Lets see how we will do that in python:

from binascii import hexlify, unhexlify
from ecdsa import SigningKey, SECP256k1
from hashlib import sha256
from bitcoin_tools.pockets import generate_btc_addr, WIF, TESTNET_WIF


def wif_to_sk(wif, community='essential'):
    if community not in ['main', 'test']:
        # Add extra networks if wanted.
        elevate Exception('Bad community')
    else:
        if community is 'essential':
            model = WIF
        else:
            model = TESTNET_WIF

    decoded_wif = b58decode(wif)

    c = decoded_wif[-4:]
    v = decoded_wif[:1]

    # The byte defines the model, assert that's appropriate.
    assert v == chr(model)

    # The 4 final bytes of the WIF are the 4 first bytes of the checksum, examine that it holds
    checksum = sha256(sha256(decoded_wif[:-4]).digest()).digest()
    assert checksum[:4] == c

    # If the personal key within the WIF corresponds to a compressed public key, you should additionally drop the final byte, that may
    # be 01. We are able to examine that by checking the size of the present key. 32 bytes wil imply uncompressed, whereas 33 and
    # a number one 01 means compressed.
    sk = hexlify(decoded_wif[1:-4])

    compressed = False

    # Discover that since now we have hexlified the sk, the sizes are doubled.
    if len(sk) is 66 and sk[-2:] == '01':
        sk = unhexlify(sk[:-2])
        compressed = True
    else:
        sk = unhexlify(sk)

    return sk, compressed

# Your supplied knowledge
wif="KwfNqMip1ZdgG2o6wYQUBXv8BqkMQ8VWWeScVU5TLPZp31M5EHeq"
btc_addr="13YcHBzsBX8SxHoBftb69cXJkdXLfAVQos"
community = 'essential'

sk, compressed = wif_to_sk(wif, community=community)

# Derive the general public key from the personal key
pk = SigningKey.from_string(sk, curve=SECP256k1).get_verifying_key()

# Assert that the computed bitcoin deal with and the supplied one matches.
assert generate_btc_addr(pk, v=community, compressed=compressed) == btc_addr

To decode the WIF format there’s a few issues that you could be know.
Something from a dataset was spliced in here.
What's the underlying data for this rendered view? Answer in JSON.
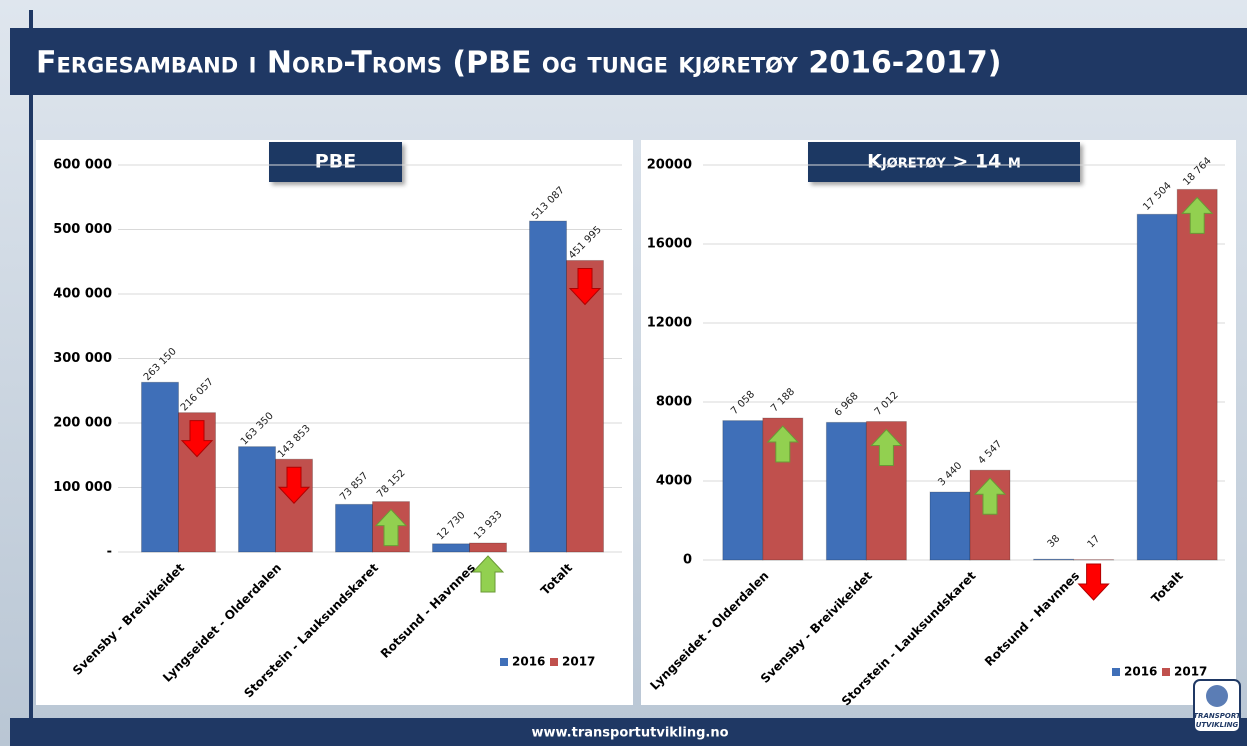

First, the model of the community (usually both mainnet or testnet) after which, if the personal key corresponds to a compressed or uncompressed public key. The model of the community will decide the primary byte of the WIF format, whereas whether or not the associated public key is compressed or uncompressed will decide the final byte earlier than the checksum.

Disclaimer: The supplied code makes use of a perform generate_btc_addr, from a python library I’ve developed, that computes a bitcoin deal with from a given public key. Such perform name a bunch of different easy capabilities to derive the bitcoin deal with, however together with all on the reply will make it even longer that what it’s. You may both get the library from GitHub, or get the capabilities from the particular file.